ABNKKBSNPLAko?! is a 2001 autobiography by Filipino author Bob Ong — his first and most popular work. The title is meant to be read phonetically as "Aba, nakakabasa na pala ako?!", which can be roughly translated as "Wow, I can actually read now?!" The novel details what are supposedly the childhood memories of the author, from his earliest days as a student until his first few years at work.

The book was a surprise hit in 2001, quickly selling out its first run of 500 copies. By 2013, it had sold over 240,000 copies, at which time a 12th anniversary edition was published. The success of Bob Ong's book among Filipinos has been attributed to its conversational tone which uses humor to point out various absurdities inherent to Filipino culture. The popularity of ABNKKBSNPLAko?! in particular is attributed to an element of nostalgia says University of the Philippines literary professor, Philippines Free Press literary editor, and award-winning poet Paolo Manalo about Bob Ong's work: "The materials he used in his books are those familiar to this generation of Filipinos. One might even call them urban culture lore...."

An English translation was published and released internationally, titled "The Boy with a Snake in His Schoolbag: A Memoir from Manila (Or Something Like That)", by Tuttle Publishing in 2023.

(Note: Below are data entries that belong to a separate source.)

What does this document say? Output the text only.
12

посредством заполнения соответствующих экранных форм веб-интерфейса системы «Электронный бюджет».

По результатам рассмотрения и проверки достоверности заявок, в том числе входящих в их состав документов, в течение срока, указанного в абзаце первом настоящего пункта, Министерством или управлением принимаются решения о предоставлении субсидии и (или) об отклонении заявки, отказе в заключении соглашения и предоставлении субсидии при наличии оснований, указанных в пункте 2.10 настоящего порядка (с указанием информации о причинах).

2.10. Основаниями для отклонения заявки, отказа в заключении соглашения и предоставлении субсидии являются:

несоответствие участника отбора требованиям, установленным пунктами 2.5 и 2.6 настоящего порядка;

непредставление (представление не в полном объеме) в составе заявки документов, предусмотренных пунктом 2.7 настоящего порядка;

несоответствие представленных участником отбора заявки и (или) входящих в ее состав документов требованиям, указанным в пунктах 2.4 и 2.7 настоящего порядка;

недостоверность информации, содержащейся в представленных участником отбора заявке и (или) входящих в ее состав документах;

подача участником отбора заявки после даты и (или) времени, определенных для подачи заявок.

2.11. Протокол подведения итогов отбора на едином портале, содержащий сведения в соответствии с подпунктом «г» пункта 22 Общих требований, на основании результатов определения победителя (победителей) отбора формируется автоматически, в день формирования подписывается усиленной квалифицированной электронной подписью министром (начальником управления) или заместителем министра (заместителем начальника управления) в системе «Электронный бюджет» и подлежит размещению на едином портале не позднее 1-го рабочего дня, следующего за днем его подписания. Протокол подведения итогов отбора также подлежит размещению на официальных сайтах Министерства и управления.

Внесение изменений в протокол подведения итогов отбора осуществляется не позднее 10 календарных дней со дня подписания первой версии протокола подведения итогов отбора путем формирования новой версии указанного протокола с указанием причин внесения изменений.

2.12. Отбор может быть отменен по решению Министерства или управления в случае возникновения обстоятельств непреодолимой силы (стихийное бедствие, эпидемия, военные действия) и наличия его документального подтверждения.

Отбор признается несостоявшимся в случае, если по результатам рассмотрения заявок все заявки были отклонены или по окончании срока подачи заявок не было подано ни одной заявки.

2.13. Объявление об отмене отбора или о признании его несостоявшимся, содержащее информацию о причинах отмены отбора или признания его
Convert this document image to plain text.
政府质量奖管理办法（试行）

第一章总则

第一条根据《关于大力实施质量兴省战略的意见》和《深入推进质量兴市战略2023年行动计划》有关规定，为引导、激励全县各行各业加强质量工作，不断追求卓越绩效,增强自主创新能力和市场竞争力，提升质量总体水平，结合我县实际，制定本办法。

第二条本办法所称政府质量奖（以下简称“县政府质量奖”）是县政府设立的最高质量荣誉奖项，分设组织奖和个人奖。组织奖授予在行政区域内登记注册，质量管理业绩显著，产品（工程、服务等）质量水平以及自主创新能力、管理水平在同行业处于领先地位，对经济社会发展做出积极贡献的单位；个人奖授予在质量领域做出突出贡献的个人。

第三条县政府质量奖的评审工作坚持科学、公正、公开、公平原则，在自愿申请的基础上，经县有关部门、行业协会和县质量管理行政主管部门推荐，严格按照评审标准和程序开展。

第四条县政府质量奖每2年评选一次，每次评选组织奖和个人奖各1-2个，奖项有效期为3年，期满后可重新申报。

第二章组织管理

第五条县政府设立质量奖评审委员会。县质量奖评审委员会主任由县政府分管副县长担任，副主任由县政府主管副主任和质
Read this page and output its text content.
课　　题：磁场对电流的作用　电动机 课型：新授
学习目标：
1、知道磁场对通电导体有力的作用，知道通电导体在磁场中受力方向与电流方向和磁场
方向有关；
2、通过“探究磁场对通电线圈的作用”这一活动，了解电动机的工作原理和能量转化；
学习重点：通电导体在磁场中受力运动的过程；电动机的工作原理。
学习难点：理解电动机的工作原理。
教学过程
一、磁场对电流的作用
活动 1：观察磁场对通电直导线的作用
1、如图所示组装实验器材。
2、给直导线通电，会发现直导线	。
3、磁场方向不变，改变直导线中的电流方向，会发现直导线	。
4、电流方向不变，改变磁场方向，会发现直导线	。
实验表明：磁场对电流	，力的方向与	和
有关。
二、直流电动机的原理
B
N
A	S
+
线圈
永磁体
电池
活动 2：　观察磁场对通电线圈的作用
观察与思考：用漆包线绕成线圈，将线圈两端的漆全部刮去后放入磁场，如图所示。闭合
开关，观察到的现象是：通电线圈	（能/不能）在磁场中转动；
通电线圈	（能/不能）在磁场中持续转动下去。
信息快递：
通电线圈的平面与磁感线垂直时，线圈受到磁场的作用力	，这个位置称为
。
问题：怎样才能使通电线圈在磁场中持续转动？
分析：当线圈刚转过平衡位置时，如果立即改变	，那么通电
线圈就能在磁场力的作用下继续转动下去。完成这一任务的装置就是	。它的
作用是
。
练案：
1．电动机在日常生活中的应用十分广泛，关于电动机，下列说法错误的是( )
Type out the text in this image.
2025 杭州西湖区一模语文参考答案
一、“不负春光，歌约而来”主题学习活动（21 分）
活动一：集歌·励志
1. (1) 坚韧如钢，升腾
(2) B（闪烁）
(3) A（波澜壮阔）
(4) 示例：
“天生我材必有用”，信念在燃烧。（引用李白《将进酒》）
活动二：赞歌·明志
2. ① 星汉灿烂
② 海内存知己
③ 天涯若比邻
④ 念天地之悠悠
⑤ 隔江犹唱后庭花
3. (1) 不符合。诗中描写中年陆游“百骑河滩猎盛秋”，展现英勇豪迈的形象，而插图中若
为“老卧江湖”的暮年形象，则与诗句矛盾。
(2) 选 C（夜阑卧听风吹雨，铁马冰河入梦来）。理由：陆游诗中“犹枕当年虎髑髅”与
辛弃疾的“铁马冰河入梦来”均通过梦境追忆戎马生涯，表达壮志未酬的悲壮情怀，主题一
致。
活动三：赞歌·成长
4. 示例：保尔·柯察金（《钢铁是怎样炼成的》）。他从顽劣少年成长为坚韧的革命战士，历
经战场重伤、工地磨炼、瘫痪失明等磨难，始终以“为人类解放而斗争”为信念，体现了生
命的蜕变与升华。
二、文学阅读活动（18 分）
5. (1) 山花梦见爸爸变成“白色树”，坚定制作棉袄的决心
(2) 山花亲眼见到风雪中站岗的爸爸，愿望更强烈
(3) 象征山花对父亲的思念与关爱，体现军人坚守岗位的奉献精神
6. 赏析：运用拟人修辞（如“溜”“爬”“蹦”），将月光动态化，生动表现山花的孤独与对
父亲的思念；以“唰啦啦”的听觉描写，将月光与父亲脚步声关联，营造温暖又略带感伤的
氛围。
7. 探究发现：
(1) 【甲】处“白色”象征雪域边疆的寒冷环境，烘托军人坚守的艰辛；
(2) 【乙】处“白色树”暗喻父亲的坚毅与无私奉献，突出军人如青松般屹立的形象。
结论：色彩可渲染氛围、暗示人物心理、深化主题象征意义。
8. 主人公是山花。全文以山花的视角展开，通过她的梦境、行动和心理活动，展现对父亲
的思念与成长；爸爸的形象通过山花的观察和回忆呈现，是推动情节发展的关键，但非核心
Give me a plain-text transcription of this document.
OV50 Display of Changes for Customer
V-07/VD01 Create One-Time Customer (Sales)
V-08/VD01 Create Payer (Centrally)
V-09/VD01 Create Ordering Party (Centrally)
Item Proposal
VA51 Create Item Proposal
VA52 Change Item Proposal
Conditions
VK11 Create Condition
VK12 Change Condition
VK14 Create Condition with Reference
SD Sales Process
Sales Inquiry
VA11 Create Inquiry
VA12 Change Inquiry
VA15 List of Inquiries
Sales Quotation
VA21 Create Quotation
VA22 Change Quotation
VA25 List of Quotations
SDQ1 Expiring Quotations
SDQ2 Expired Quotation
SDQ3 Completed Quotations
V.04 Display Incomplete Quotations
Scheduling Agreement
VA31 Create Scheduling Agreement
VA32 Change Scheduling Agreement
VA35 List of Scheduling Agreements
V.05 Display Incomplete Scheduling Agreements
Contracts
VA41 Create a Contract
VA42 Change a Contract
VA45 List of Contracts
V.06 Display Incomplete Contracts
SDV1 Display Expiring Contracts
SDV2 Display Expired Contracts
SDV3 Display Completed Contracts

==Film and other adaptations==
A film version titled ABNKKBSNPLAko?! The Movie was released by VIVA Films and MVP Entertainment on February 19, 2014. It starred Andi Eigenmann as "special someone", Meg Imperial as Portia, Vandolph Quizon as Ulo and Jericho Rosales as Bob Ong. It is directed by Mark Meily, and the script was written by Ned Trespeces.

A board game based on the book was published.